CIDADE DOS MORTOS
-Crônica-
Padecia eu de um mal
incurável de acordo com a ótica da ciência. Havia estado durante algum
tempo interno num hospital público que, apesar de público, prestara-me
bons serviços. O diálogo médico chegara ao fim: eu estava em estado
terminal e o aconselhamento fora para que o meu falecimento se desse em
casa, pois, haveria de ter mais conforto e o desenlace seria mais
tranquilo. Contudo, possuía eu ainda consciência.
Intimamente
intenso desespero acometia-me. As horas não corriam, os dias eram
intermináveis. Refleti na vida que levara e me descobri possuidor de
inúmeros pecados, precisava de qualquer modo ser perdoado por Deus
através de uma autoridade eclesiástica. Pedi para que me
providenciassem um padre.
Atenderam-me. Veio até minha cabeceira um
sacerdote meio idoso e, a ele, narrei minhas turbulências, sem de nada
esquivar-me. O homem de batina escutou-me com atenção e,
posteriormente, abençoou-me, dizendo que o Senhor dos Exércitos
havia dado o perdão. Fez referência às preces e me solicitou que
rezasse bastante, haja vista que um mundo de luzes e alegrias estaria
à minha espera. Agradeci, todavia percebi que faltava alguma coisa que
não saberia apontar. Minha insatisfação prosseguia.
Insatisfeito e
profundamente deprimido, via os dias lentamente se escoarem. Tomei outra
decisão: implorei para que me conseguissem um pastor evangélico, eu
necessitava igualmente ser perdoado e ouvido por uma outra doutrina.

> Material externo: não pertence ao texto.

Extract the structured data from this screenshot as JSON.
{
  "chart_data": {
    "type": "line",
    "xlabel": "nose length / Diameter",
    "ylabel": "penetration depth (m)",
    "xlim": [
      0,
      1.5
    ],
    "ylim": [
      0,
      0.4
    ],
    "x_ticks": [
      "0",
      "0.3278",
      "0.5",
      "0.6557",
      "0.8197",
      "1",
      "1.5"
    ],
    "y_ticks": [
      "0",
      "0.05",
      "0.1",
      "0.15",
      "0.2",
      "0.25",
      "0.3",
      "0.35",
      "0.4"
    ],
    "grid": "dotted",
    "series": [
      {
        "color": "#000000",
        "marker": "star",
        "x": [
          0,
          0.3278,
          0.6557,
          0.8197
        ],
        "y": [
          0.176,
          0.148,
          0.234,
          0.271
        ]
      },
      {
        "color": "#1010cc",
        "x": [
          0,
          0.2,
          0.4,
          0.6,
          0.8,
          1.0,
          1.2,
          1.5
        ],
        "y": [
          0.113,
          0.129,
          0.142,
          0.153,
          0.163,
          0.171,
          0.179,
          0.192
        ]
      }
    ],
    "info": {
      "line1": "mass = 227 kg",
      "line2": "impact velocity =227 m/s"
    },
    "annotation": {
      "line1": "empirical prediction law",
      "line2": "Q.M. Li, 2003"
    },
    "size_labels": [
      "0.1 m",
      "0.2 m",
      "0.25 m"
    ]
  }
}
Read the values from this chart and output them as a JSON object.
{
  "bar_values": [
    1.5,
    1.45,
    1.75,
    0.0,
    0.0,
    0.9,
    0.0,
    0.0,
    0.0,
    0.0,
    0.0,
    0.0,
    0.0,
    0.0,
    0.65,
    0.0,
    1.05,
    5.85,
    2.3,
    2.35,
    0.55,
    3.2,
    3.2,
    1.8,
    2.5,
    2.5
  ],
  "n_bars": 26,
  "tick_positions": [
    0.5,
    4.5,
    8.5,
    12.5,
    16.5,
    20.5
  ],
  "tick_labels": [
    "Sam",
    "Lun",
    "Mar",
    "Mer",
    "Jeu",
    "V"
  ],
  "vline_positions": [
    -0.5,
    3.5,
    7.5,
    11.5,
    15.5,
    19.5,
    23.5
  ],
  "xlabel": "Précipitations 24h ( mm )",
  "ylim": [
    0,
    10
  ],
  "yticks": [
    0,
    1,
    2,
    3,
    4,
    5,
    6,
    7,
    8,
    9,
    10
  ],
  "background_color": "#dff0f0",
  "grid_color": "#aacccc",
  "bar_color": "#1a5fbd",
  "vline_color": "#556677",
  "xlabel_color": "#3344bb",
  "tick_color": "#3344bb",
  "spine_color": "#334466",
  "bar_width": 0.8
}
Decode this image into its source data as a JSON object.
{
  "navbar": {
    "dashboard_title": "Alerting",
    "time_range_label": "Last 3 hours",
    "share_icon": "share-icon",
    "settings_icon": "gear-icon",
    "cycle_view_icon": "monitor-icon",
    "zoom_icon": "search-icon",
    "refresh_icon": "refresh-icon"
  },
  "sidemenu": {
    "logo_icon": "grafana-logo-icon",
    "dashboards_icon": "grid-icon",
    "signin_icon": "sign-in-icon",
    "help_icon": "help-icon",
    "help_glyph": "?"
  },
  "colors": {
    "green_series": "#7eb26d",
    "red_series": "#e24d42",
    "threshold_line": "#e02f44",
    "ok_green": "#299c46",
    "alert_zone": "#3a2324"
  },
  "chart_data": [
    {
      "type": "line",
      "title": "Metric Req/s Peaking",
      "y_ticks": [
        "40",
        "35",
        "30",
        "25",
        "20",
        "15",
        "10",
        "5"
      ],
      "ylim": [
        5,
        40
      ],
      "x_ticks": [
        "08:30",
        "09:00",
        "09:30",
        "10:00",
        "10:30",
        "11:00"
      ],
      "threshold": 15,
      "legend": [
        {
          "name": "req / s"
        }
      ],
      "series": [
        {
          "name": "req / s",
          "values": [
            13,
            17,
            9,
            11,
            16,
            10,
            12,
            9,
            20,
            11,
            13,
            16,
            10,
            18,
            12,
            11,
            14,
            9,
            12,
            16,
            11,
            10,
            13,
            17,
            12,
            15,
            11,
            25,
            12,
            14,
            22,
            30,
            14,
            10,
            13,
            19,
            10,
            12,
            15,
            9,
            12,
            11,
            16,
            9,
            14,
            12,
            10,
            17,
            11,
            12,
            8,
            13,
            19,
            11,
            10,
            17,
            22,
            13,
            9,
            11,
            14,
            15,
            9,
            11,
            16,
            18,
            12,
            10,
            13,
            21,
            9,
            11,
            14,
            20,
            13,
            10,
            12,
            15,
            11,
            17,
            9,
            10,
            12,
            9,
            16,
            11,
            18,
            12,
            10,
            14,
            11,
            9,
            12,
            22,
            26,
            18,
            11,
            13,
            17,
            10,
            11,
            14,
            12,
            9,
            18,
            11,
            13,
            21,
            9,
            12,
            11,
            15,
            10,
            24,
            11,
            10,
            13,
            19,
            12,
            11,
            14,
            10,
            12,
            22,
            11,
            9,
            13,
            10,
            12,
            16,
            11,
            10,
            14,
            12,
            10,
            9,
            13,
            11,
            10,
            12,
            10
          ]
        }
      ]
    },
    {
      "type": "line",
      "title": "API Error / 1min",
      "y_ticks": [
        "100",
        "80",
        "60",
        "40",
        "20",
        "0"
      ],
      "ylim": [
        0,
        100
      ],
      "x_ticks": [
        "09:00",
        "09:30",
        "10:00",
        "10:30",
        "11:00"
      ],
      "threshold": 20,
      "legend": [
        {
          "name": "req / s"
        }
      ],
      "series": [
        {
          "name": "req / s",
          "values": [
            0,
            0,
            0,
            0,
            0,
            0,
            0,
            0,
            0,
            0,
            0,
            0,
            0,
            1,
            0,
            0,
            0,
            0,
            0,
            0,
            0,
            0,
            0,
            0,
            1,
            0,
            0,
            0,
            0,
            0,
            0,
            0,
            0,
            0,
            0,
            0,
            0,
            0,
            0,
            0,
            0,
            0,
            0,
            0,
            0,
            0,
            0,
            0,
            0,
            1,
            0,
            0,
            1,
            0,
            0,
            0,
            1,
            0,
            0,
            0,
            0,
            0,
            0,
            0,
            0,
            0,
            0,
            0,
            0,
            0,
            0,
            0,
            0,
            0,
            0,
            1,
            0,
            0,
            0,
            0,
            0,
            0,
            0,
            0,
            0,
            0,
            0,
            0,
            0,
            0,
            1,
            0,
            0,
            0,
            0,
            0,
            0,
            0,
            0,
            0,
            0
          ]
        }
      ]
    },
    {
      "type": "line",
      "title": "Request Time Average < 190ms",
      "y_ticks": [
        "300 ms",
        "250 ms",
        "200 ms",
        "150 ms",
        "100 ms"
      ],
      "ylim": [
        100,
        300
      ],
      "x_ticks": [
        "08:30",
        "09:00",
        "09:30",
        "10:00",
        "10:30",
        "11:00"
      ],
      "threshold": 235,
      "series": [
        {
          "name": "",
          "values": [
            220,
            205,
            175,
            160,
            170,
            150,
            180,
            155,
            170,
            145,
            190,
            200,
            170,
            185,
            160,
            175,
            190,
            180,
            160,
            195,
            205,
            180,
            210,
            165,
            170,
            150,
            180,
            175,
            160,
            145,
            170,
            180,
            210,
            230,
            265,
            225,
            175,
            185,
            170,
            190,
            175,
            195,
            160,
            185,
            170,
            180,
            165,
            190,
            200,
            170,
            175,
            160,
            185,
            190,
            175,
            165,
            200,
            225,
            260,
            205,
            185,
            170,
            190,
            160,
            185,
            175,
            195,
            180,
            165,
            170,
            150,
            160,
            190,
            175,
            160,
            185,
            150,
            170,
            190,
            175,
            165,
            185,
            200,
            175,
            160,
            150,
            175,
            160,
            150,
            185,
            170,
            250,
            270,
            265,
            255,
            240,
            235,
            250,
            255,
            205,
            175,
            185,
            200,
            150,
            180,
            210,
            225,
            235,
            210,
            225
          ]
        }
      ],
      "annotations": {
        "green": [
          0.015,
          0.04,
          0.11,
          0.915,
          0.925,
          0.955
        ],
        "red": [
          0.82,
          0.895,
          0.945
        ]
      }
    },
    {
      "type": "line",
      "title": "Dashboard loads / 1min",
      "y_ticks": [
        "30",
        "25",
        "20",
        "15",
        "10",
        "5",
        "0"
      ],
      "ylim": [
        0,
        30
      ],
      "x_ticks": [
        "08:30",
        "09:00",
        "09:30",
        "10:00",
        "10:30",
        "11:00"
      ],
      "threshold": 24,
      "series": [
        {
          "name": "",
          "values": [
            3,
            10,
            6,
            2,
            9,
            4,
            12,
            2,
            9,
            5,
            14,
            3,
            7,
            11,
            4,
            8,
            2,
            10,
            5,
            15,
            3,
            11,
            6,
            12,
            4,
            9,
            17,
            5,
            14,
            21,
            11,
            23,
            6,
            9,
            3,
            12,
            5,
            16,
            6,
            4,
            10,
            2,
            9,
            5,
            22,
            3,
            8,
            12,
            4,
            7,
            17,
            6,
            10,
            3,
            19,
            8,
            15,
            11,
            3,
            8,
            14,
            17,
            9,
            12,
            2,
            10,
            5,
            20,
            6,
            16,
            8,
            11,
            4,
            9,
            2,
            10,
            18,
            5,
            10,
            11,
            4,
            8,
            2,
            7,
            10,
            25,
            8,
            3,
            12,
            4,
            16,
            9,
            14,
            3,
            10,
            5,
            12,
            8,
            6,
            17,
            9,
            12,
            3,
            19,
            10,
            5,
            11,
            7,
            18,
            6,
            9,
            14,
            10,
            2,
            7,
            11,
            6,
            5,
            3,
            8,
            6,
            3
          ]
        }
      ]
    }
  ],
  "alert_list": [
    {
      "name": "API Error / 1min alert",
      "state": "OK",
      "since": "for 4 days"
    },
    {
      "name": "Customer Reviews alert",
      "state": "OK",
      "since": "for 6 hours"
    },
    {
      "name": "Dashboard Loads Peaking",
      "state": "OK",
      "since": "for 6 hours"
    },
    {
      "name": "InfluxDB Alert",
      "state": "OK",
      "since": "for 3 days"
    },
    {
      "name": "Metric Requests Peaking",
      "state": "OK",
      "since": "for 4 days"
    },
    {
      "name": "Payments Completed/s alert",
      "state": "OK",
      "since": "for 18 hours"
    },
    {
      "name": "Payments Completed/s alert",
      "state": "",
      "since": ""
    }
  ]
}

Não demorou muito e logo se encontrava diante de mim um reverendo ainda
jovem, mas que me impôs uma condição: eu teria que levantar as mãos e
aceitar Jesus como único Salvador. Não dei importância ao fato e fiz
conforme o pastor desejava. Fez muitas preces em torno de mim, leu
várias passagens bíblicas, cantou diversos hinos e me preparou para o
passamento, afirmando que eu dormiria em paz até a consu-
mação
dos séculos, porém depois estaria para sempre ao lado do Senhor como um
dos escolhidos. Também agradeci, no entanto a ausência de algo notada
na visita do sacerdote permanecia. Difícil era explicar, compreender de
que se tratava.
Os dias continuavam monótonos, a depressão era o
resultado do meu estado psíquico. Era latente minha indisposição em
aceitar tudo aquilo. Prometeram-me a morte e, ao meu ver, a mesma
parecia distante dos meus anseios, de minha vida. Plenamente revoltado
com o dissabor de ver-me acoplado a um catre, roguei que me trouxessem
um representante da doutrina espírita, talvez em suas palavras e
ensinamentos, afinal pudesse acalmar meu espirito tão conturbado.
Perante mim estava uma senhora: nem jovem, nem idosa, de meia idade.
Pertencia a um centro Kardecista. Contei-lhe sobre minha existência, a
respeito das minhas faltas e
educada e atenciosamente me
escutava. Revelou-me os planos de Deus concernente às vidas sucessivas e
me orientou no sentido de que não me preocupasse. Haveria eu de
retornar num outro corpo e, assim, resgatar todos os meus erros até a
época em que não mais teria a necessidade de encarnar sobre a terra,
porque mundos mais evoluídos me aguardavam num futuro próximo. Fez-me
outras preleções e me aconselhou a ler a fim de que me educasse no
concerto das verdades universais.
Deixou-me linda mensagem e um
pouco de paz, entretanto não atingiu suprir o vácuo que teimava em
aborrecer-me, sem que ninguém conseguisse desvendá-lo. E, mais uma vez,
vi-me diante do tempo, diante de um tempo inexplicável, que não
corria, nem voava, marchava calmamente. Descobri-me mais forte e
disposto, era incompreensível que estivesse tão enfermo a ponto de haver
sido desenganado pela Medicina. Revoltei-me. Sugeri que me
encaminhassem devotos de outras religiões, seitas, fosse lá o que fosse.
Então tive visitas de busdistas, maometanos, judeus e uma infinidade
de outros religiosos. Nenhum obteve o êxito de
preencher a
lacuna que dentro de mim havia, não obstante meu cérebro trabalhar,
pensar... Formulava questões e as respondia. Foi assim que dissipei
finalmente o mal: eu queria viver! Nada em mim existia, eu era capaz e
cheio de saúde e, até hoje, após muitos anos desses acontecimentos,
trabalho e tenho uma vida normal, em conformidade com minha
idade. Hoje estou realizado e feliz. Nada mais!